Retired White person, looking for states with low income, low crime rate, low expense level, and high percentage of white elders.

 

The figure below shows Index Offense Rate v.s. Total White Percentage, colored by state, sized by age. The data filtered in is with age >= 60, per-capital personal income below US average, and gasoline price below US average.

 

 

The states with high white elderly people percentage and low crime rate are North Dakota, South Dakota, West Virginia, Vermont, Maine, Kentucky, Iowa, Wisconsin, and Indiana. (This can be seen more clearly in the enlarged figure)

 

Index Crime Rate v.s. Total White Percentage, filtered by age, per-capital personal income, and gasoline price.

 

 

Enlarged Partial Screenshot

 

 

 

Category 2:

 

Working Asian people, looking for high income, low unemployment rate, and may prefer having more Asian or Pacific Islander people at similar age around, and may also prefer low crime rate and low expense level.

 

The following two figures show Unemployment Rate v.s. Per-capital Personal Income, colored and sized by Index Offense Rate. The data is not filtered. We can see that CT, DC, NJ, MA, NY, MD, NH, MN, DE and VA have high income (in descendent order) and relatively low unemployment rate. However, you can see that DC has extremely high crime rate, which you might want to avoid.

 

 

Unemployment Rate v.s. Per-capital Personal Income, colored and sized by Index Offense Rate

 

Enlarged Partial Screenshot

 

 

 

Furthermore, you may prefer a place with more Asian at similar age, so you can have fun, and maybe bigger chance to meet your future wife or husband. By further filter the data by age and Asian / Pacific Islander population percentage, I got the figure below that shows states with above-average Asian/Pacific Islander population percentage between age 20 and 40. Among those states, NJ, MA, NY, MD and VA (in descendent order of income) have relatively high income and low crime rate.

 

Unemployment Rate v.s. Per-capital Personal Income, colored and sized by Index Offense Rate, with above-average Asian/Pacific Islander population percentage at the age 20 and 40.

 

Enlarged Partial Screenshot

 

 

 

 

About the Tool

 

Spotfire is a very good tool for analyzing both discrete and continuous value datasets. It accepts many input formats and can even automatically join records from different Excel sheets. It is very easy to understand and use, very flexible in terms of changing view points, colors, sizes, marking interesting records, and so on. I found the function of view tip extremely useful, because it can help to find interesting data distribution patterns that I did not expect at the beginning.
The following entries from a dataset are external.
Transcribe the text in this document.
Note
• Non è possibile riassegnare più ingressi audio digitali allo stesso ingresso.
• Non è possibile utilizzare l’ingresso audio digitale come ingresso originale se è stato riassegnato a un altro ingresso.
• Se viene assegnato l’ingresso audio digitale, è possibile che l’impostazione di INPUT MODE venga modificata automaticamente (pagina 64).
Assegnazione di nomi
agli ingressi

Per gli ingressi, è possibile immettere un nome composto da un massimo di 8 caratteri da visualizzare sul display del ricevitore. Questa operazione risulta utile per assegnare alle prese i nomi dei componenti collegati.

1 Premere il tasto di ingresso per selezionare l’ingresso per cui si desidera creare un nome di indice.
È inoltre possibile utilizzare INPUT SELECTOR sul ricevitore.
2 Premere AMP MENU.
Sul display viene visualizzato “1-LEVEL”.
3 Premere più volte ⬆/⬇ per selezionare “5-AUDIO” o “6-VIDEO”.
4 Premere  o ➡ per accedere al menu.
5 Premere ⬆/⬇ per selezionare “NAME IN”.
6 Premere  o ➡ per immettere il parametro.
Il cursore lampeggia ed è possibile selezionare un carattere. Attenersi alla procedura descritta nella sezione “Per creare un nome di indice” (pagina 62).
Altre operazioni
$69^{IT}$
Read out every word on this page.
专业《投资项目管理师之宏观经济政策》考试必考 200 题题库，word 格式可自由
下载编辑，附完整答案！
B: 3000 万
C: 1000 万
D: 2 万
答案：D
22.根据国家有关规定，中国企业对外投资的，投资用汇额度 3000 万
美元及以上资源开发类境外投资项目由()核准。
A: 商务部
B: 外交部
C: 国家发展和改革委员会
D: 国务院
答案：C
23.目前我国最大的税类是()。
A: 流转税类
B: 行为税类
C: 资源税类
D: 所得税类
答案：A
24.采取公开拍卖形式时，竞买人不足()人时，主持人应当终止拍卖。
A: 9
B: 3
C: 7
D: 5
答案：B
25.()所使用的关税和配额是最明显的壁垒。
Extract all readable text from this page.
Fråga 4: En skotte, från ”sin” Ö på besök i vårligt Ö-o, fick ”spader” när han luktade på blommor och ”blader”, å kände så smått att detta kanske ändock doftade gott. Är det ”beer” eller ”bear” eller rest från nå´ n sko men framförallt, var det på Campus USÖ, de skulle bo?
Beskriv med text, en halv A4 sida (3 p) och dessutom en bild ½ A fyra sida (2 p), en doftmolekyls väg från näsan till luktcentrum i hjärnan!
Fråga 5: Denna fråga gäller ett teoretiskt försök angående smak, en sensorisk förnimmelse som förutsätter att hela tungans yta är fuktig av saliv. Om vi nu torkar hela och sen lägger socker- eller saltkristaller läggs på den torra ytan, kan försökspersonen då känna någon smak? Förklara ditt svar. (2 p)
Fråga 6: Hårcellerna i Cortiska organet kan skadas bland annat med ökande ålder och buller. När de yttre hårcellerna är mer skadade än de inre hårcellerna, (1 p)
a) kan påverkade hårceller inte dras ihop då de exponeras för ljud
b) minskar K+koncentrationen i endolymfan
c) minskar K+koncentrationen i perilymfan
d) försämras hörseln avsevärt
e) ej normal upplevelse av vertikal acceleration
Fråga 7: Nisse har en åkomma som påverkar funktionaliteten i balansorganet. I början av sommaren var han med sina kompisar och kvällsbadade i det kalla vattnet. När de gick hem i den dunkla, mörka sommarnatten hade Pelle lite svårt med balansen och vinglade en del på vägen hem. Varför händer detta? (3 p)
The filtering function can be used to provide a dynamic view, and help me to focus on the part of data that I am interested in. 3-D capability is useful in viewing the data trend and reducing the occlusion problem, but I personally prefer 2-D view with the help of filters and color-coding, etc., because I personally like the marking and labeling capability in 2-D view.

 

Because Spotfire is such a general tool, one can show geographical locations of data by using picture background, such as a map picture, but the background scaling and position manipulation tools are too primitive to really benefit.

 

Another problem that came up while playing around with data, especially with changing the axes of the graph, is that there is no way of saving a particular graph setting. I can open up another graph window but there is no way of copying over the same view automatically, useful when doing a multi-window view of same data. They could add save function that saves the current setting of the active window, accessible by short-cut keys. These saved settings can then be applied to any window.

 

Another very nice feature to add could be an undo/redo function.

 

Other than these particular problems, exploration of the data was easy and painless. The hard part was finding the data, and explaining trends.